As of the end of August, these easements no longer apply and could affect the amount claimants receive if they remain unaware of these changes.
Are you eligible for Carer’s Allowance?
Claimants do not need to be related to, or live with, the person who they care for, but they do not get paid extra if they care for more than one person.
In order to be eligible for Carer’s Allowance, the person the claimant is caring for must already be receiving some form of benefit payment.
This can include the daily living component of Personal Independence Payment (PIP), the middle or highest rate of Disability Living Allowance or Attendance Allowance; among many more.
If someone else is helping to take care of the person in need of help, only one is eligible to claim for Carer’s Allowance.

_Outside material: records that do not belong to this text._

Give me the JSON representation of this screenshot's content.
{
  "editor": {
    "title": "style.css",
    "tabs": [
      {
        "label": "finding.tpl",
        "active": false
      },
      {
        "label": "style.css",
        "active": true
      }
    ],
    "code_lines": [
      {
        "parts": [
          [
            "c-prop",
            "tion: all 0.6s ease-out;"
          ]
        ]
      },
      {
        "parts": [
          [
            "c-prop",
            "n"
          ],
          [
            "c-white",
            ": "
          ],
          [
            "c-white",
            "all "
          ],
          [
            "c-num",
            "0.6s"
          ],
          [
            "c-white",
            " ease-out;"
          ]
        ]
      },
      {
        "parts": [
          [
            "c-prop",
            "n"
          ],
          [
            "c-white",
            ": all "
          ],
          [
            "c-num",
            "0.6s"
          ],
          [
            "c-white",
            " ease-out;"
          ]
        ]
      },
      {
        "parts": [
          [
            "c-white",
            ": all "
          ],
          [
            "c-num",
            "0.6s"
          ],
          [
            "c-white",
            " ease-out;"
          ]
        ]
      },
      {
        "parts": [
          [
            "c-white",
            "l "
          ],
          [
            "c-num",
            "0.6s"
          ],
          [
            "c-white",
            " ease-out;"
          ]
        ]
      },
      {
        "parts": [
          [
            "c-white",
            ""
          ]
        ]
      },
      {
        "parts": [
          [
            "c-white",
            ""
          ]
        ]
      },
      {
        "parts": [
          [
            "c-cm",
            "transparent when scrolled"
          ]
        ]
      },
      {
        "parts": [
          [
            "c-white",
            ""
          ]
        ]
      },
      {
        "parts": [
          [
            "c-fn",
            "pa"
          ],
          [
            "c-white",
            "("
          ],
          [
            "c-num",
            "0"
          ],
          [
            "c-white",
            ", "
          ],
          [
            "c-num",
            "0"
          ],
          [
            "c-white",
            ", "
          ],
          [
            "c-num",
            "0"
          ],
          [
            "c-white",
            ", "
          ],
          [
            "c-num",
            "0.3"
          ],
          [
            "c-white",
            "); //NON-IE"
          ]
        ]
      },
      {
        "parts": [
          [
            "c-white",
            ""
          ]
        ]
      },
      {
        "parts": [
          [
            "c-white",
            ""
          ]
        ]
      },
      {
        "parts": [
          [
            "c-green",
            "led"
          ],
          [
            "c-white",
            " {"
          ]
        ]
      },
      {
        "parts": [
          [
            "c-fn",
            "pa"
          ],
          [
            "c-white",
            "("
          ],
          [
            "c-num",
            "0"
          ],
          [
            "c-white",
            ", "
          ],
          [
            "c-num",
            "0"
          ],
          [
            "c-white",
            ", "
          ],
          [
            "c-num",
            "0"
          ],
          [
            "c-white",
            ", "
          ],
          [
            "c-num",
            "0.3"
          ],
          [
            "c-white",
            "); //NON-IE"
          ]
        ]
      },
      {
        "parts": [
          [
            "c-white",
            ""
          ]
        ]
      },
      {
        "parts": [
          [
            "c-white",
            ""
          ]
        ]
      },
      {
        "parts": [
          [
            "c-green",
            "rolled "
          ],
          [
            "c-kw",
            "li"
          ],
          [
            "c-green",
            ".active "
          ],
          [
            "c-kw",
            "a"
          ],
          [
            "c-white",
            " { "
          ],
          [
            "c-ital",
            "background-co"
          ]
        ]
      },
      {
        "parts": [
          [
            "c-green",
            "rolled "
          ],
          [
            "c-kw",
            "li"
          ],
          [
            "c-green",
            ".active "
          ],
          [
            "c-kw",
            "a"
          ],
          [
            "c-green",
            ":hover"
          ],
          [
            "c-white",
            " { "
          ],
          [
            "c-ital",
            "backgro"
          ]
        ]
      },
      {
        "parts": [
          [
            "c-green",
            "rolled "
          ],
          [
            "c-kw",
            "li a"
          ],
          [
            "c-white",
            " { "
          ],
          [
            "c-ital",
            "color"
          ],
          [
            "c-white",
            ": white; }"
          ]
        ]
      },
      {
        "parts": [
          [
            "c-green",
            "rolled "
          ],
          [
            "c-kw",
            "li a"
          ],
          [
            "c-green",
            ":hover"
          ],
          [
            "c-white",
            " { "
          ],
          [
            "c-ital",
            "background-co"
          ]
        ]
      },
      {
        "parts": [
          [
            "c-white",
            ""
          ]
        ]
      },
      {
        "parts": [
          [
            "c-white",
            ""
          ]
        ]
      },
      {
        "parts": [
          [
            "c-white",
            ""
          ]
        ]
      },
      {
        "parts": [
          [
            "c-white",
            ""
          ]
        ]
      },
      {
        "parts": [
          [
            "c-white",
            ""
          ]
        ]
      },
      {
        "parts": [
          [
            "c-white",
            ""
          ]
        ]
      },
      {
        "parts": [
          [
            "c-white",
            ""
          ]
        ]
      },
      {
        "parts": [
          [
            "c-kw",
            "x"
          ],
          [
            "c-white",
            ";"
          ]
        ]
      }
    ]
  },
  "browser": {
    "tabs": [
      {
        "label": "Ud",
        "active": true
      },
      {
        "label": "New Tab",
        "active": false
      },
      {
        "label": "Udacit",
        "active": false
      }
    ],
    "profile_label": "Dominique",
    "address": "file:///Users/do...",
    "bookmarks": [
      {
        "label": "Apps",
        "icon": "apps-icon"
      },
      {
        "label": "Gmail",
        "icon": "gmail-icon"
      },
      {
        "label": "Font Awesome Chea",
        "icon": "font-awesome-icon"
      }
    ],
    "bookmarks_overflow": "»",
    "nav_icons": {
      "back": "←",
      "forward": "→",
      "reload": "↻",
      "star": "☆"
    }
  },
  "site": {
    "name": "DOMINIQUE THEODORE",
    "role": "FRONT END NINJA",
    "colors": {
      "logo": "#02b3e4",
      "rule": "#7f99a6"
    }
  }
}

Those who have been diagnosed with COVID-19 can still receive the benefit payment if they provide care remotely.
Those thinking of applying for Carer’s Allowance should know that they will not be awarded any payment if they receive the full amount of the state pension.
Furthermore, if someone’s state pension is more than £67.60 a week, they will not get a Carer’s Allowance payment but their Pension Credit may go up.
Despite this, those not eligible for Carer’s Allowance may instead be entitled to Carer’s Credit.
How to apply for Carer’s Allowance
Anyone interested in applying for this benefit payment can do so via the Gov.co.uk website or contact their local Jobcentre.
During the application process, claimants will need to provide their National Insurance number, bank information, employment history and details of expenses.
All initial claims made by applications are backdated by up to three months by the DWP.